The third Sunday in June is Lex’s least favorite Sunday of the year. He usually dislikes Sundays in the first place, just because they feel so off. Like someone lit a torch and snuffed it out, but the clouds of smoke and the feeling of warmth and light is still there. Sunday is the day of wondering if there is chicken in the oven, if the melancholy haze over the day will ever lift or if he’ll just have to power through it till nightfall, and awake to a new week of stresses and joys, successes and failures.
They are in their Sunday best, the three of them. Dad’s tie is just a little too long, his suit otherwise perfectly tailored, by the persistence of Mom. Mother is in a dress that would look more suited to killing a man than belonging in a cathedral, deep red satin with the back cut open. Alexei is in a starched white shirt, crimson tie glinting with a little golden tie pin. He is five years old, and it is his turn to be the altar boy.
The bottle clinks against the counter, carbonation hissing when he twists the cap off the little green bottle. Lex hates beer, but he greedily swallows the first sip with more fervor than a dehydrated prisoner. He loosens his green tie, undoes the button on his collar. Another sip, and his face crumples in disgust. Bitter, sour, not at all refreshing. Why did the others like this horse piss in a bottle?

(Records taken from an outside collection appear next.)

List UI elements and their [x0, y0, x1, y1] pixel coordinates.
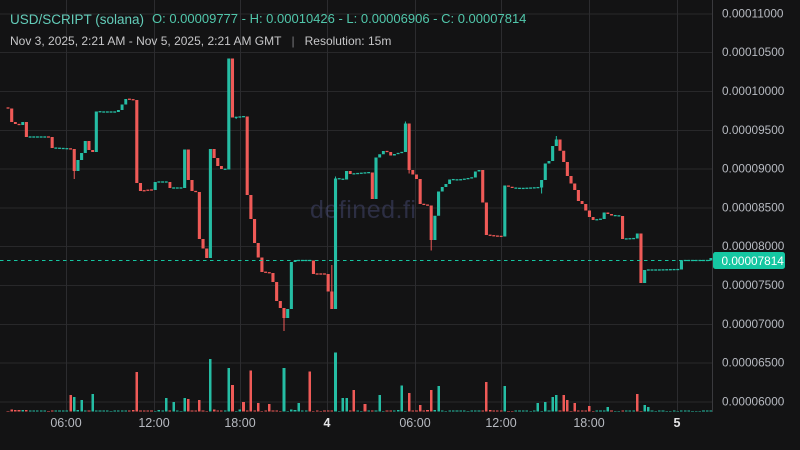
svg-text:O: 0.00009777 - H: 0.00010426: O: 0.00009777 - H: 0.00010426 - L: 0.000… — [152, 11, 526, 26]
svg-text:18:00: 18:00 — [224, 416, 255, 430]
svg-text:0.00007814: 0.00007814 — [722, 254, 785, 268]
svg-text:0.00008000: 0.00008000 — [722, 239, 785, 253]
svg-text:12:00: 12:00 — [485, 416, 516, 430]
svg-text:06:00: 06:00 — [50, 416, 81, 430]
svg-text:defined.fi: defined.fi — [310, 196, 416, 224]
svg-text:0.00008500: 0.00008500 — [722, 200, 785, 214]
svg-text:USD/SCRIPT (solana): USD/SCRIPT (solana) — [10, 12, 144, 27]
svg-text:0.00007000: 0.00007000 — [722, 317, 785, 331]
svg-text:0.00009500: 0.00009500 — [722, 123, 785, 137]
svg-text:0.00006000: 0.00006000 — [722, 394, 785, 408]
svg-text:0.00006500: 0.00006500 — [722, 356, 785, 370]
svg-text:0.00007500: 0.00007500 — [722, 278, 785, 292]
svg-text:0.00010500: 0.00010500 — [722, 45, 785, 59]
svg-text:Nov 3, 2025, 2:21 AM - Nov 5,: Nov 3, 2025, 2:21 AM - Nov 5, 2025, 2:21… — [10, 34, 391, 48]
svg-text:06:00: 06:00 — [399, 416, 430, 430]
svg-text:4: 4 — [324, 416, 331, 430]
svg-text:12:00: 12:00 — [138, 416, 169, 430]
svg-text:18:00: 18:00 — [573, 416, 604, 430]
svg-text:0.00009000: 0.00009000 — [722, 162, 785, 176]
svg-text:0.00011000: 0.00011000 — [722, 6, 784, 20]
svg-text:5: 5 — [674, 416, 681, 430]
svg-text:0.00010000: 0.00010000 — [722, 84, 785, 98]
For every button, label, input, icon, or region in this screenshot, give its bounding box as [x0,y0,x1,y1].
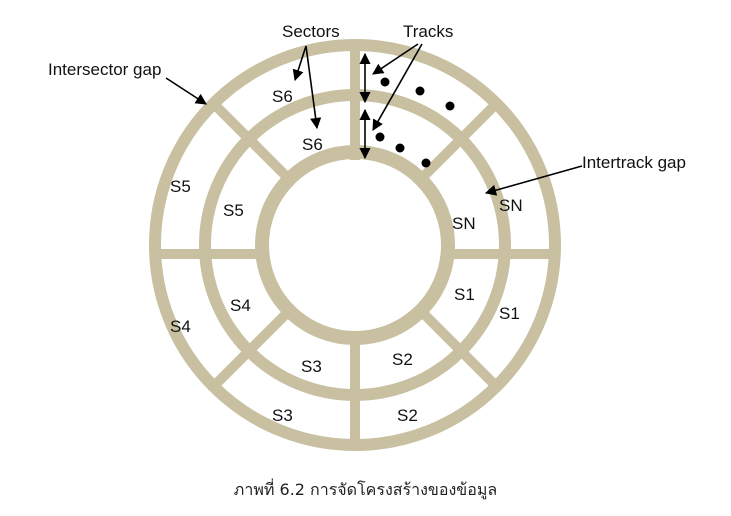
inner-sector-s5: S5 [223,201,244,220]
intertrack-gap-arrow [484,165,583,196]
divider-upper-right [417,97,503,183]
inner-sector-s3: S3 [301,357,322,376]
dot [380,77,390,87]
intertrack-gap-label: Intertrack gap [582,153,686,172]
inner-sector-sn: SN [452,214,476,233]
outer-sector-s3: S3 [272,406,293,425]
outer-sector-s1: S1 [499,304,520,323]
track-ellipsis-dots [375,77,455,168]
dot [445,101,455,111]
inner-sector-s2: S2 [392,350,413,369]
dot [375,132,385,142]
dot [415,86,425,96]
sectors-label: Sectors [282,22,340,41]
sectors-arrow-inner [305,45,322,130]
outer-track-labels: S6 S5 S4 S3 S2 S1 SN [170,87,523,425]
dot [421,158,431,168]
inner-ring [255,145,455,345]
tracks-label: Tracks [403,22,453,41]
intersector-gap-arrow [165,77,207,105]
callout-arrows [165,43,583,196]
outer-sector-s6: S6 [272,87,293,106]
tracks-arrow-outer [372,43,419,75]
outer-sector-sn: SN [499,196,523,215]
sectors-arrow-outer [292,45,307,82]
outer-sector-s5: S5 [170,177,191,196]
inner-track-labels: S6 S5 S4 S3 S2 S1 SN [223,135,476,376]
outer-sector-s2: S2 [397,406,418,425]
inner-sector-s4: S4 [230,296,251,315]
dot [395,143,405,153]
outer-sector-s4: S4 [170,317,191,336]
callout-labels: Sectors Tracks Intersector gap Intertrac… [48,22,686,172]
intersector-gap-label: Intersector gap [48,60,161,79]
inner-sector-s6: S6 [302,135,323,154]
sector-dividers [155,50,555,445]
inner-sector-s1: S1 [454,285,475,304]
divider-lower-right [417,307,503,393]
divider-lower-left [207,307,293,393]
figure-caption: ภาพที่ 6.2 การจัดโครงสร้างของข้อมูล [233,480,498,499]
divider-upper-left [207,97,293,183]
tracks-arrow-inner [372,43,423,131]
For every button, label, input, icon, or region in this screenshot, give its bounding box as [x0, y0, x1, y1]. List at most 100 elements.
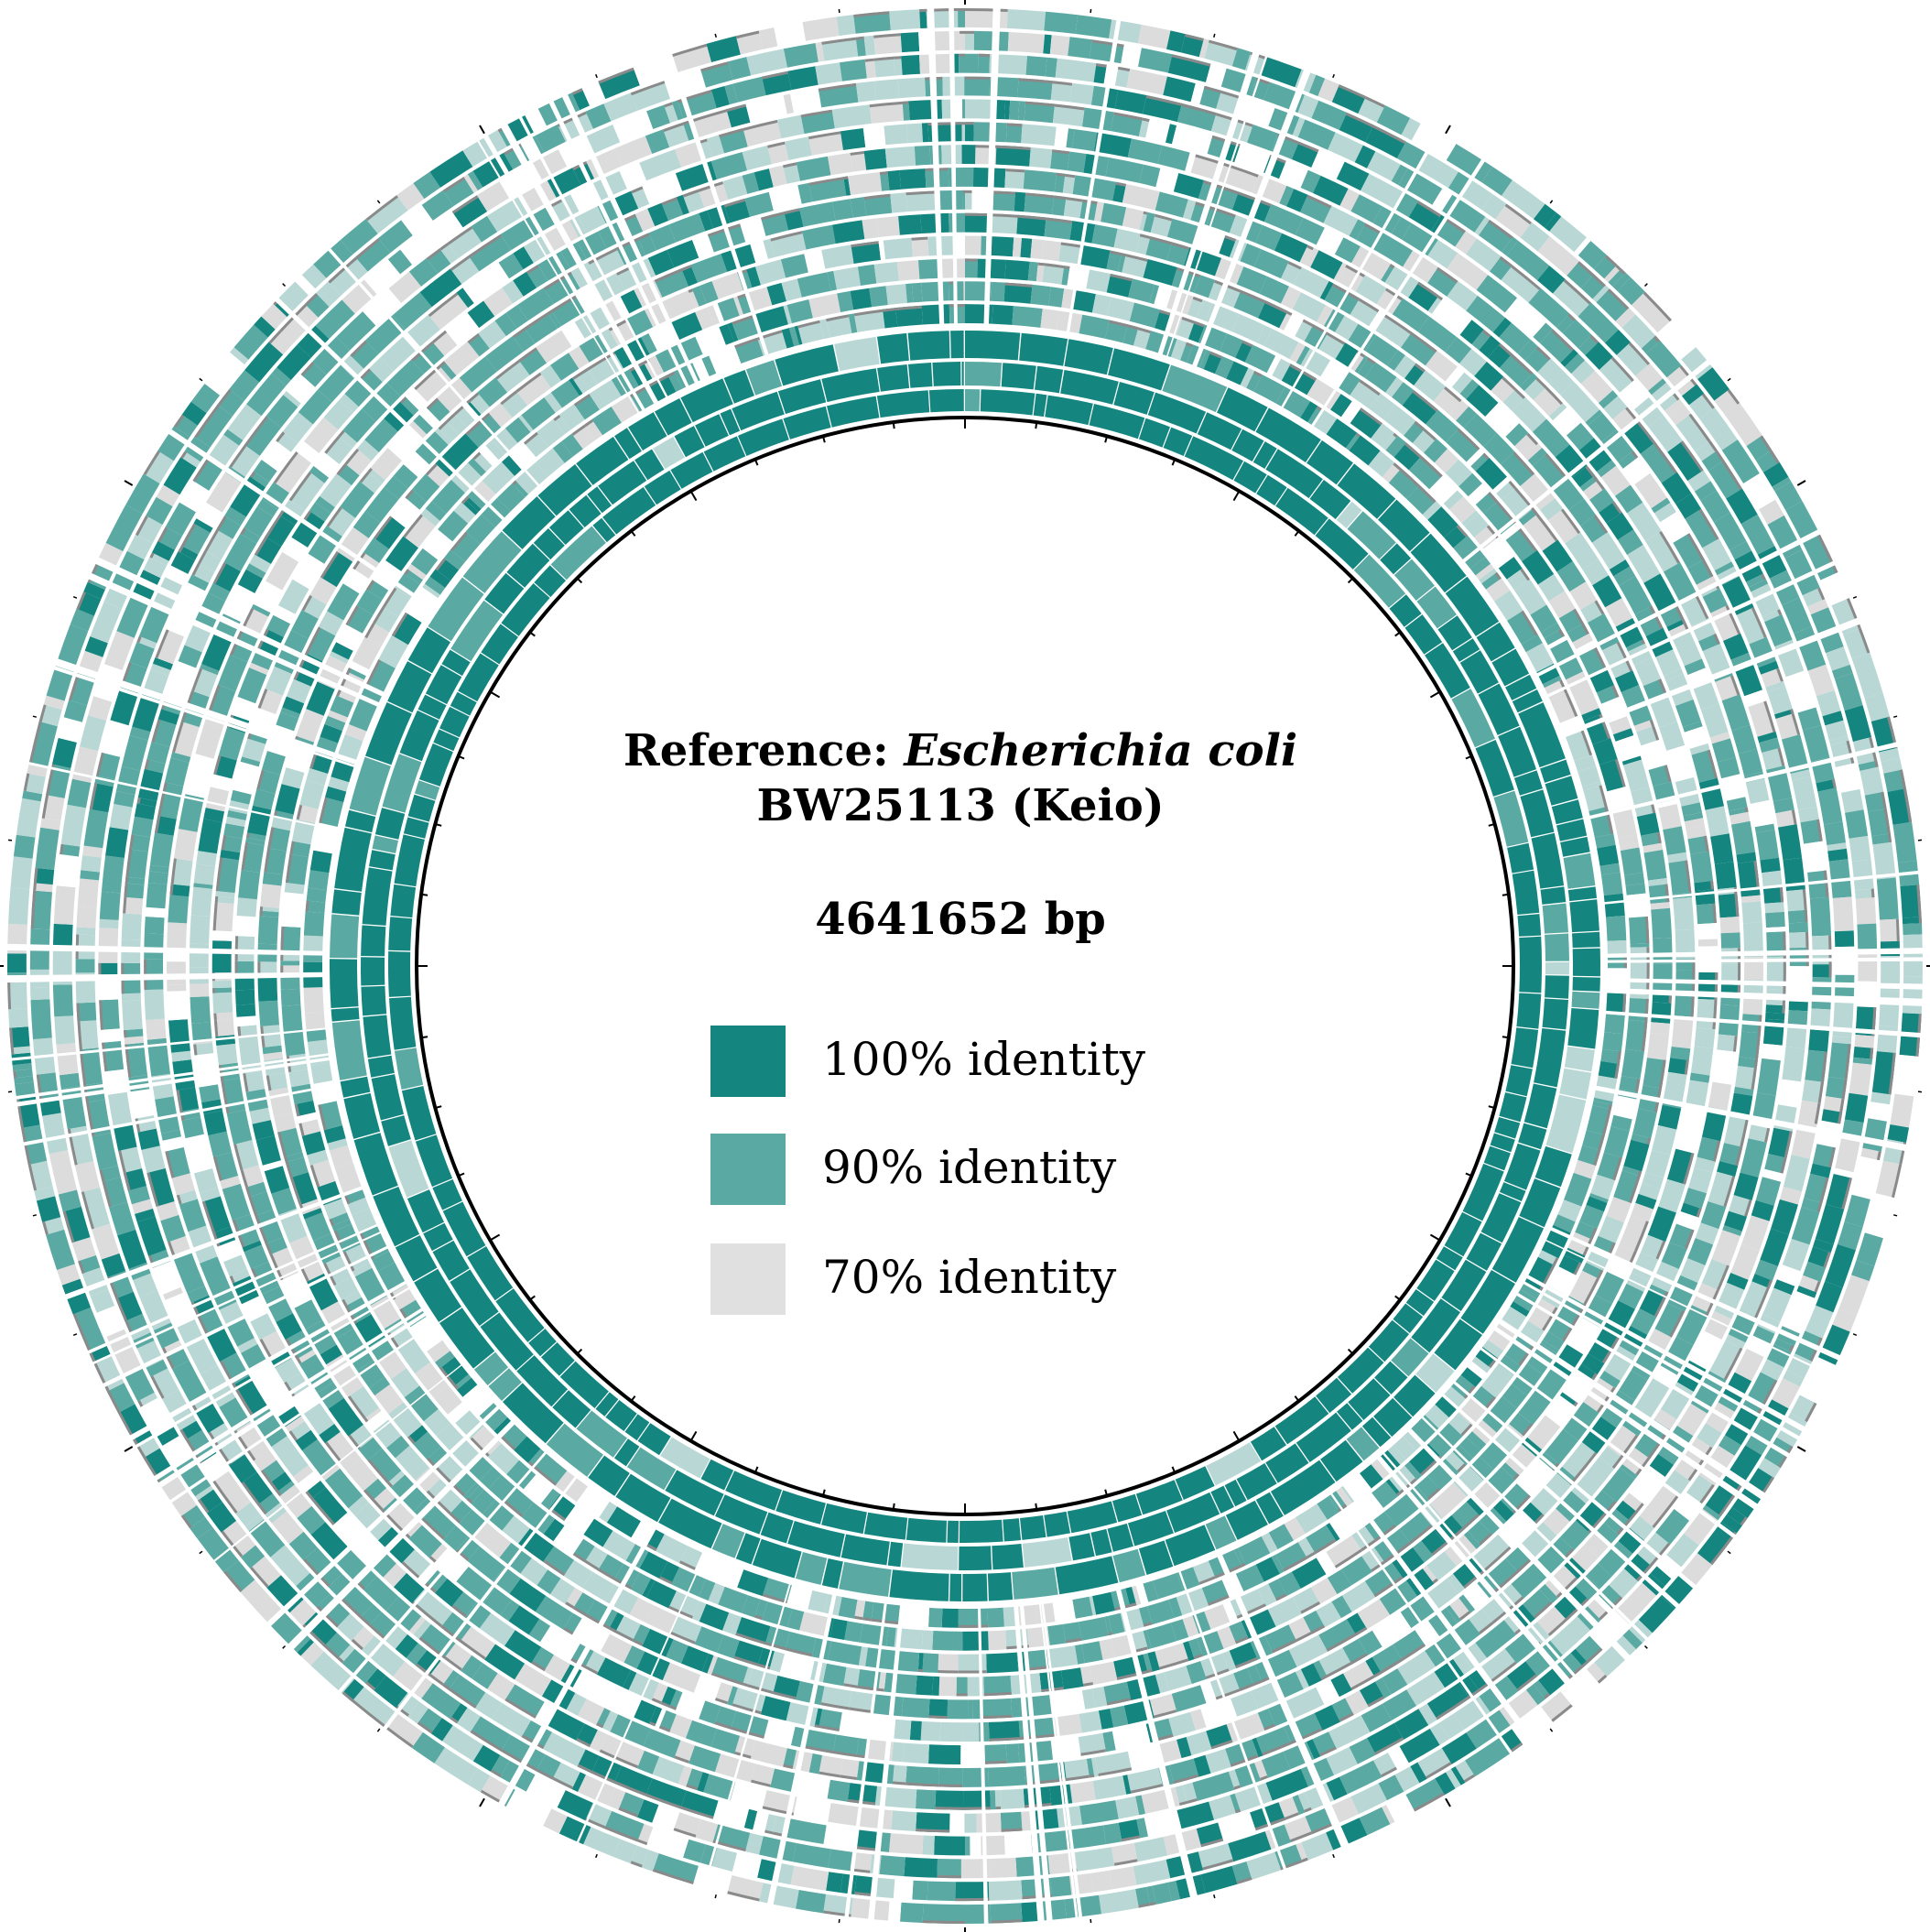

Lexi (as the boys in Sunday school like to call him, their eyes flickering with envy and misplaced hate) sneaks into the supply closet of the church, right off the kitchen and behind a small room where the older men met during the week to discuss “important scriptural matters.” It is there he finds bottles and bottles of unblessed wine, not yet turned into the blood of Christ. That makes it okay to drink, right?
Lex slumps into the armchair, boots already neatly put away by the entrance to their home, and kicks his feet up onto the coffee table. Sloppy, inappropriate, unsophisticated. Another sip of Heineken, another choked gag. He can’t buy any more whiskey until next month, and he will not go to the bar. His stubborn pride will be the death of him, or at least give him a few more weeks of sobriety.
One of the bottles is opened, and he doesn’t hesitate to pull the cork out and take a reverent sip, the same way the other men do. It stings and hurts, but it is warm as it settles into his belly. His nine year old bloodstream, starved for two hours of chanting, singing, and praying, accepts the alcohol instantly; his head is a little woozy and he can’t see straight.
The bottle is empty, and Lex is no worse for wear -- but he still hates the s**t. He straightens up, feet off the table, turning the bottle in his hand. Emerald green, like Dad’s eyes.
”Alexei Evan!”
Lex could have peed his pants right there from fright and the absolute guilt that crashed over him with the tidal wave of his father’s booming voice. It would seem that his father had followed him, keen dad senses picking his jaunty brunette head whizzing away from the unspoken necessity of the after Mass chatter cluster. Followed him right to the supply closet, and watched his son drink the unblessed wine.
Alexei’s grey, doe eyes stared up at his father, tearing up already. He was in so much trouble, he knew the belt would come--
“How was it?”
The budding tears stopped, confusion replacing fear. He wasn’t going to be spanked? Mother wasn’t going to be told. “Shitty.”
“Language.”
“It wasn’t good at all, papa…”
The man has moved to the couch, spindly body curled up to the confines of the cushions and antique wood. Grey eyes are closed, nose sniffling. He will not cry, because Dad said to shed tears were to let life get to you; the darkness’ way of drawing blood.
But God, Lex wanted to bawl. Bawl for himself, for the father he never saw after his eleventh birthday, for the world he was stuck in, for the poor souls who kept waking up and had to adjust this to God awful rock and the shitty maelstrom that enveloped it.
”That’s why it’s for adults, sweetie. You have to acquire the taste- but one day, I promise, you’ll like it as much as you like milkshakes.” His mother is chuckling, another unexpected twist of the day.
“Martha.” Nistor looks to his wife harshly, their crumbling marriage clear in his eyes with the harsh, weary glare they hold. Matha’s returned look is sharp, sickly. “Don’t encourage him. It’s hard enough to raise a boy to live a good life in this city.”
Martha snorts and shakes her head, announcing that she is going to take a nap now, because the Father’s message was so very droll that morning. Nistor turns to his son, smile forced but full of all the love a father can give. “Promise papa you’ll grow up to be a good man, Alexei.”
Lex is not dumb. He knows things are happening, he has heard the gossip from the old crones at Mass who think they are so quiet but are very loud. Still, he nods and hugs his father’s torso. “I promise papa.”
Lex does not cry so much as he does shake, back facing the world, arms wrapped around his torso. There are no tears, but there is choking, a whispered and cracking ”I’m sorry, Papa.”
He has not grown up to be a good man.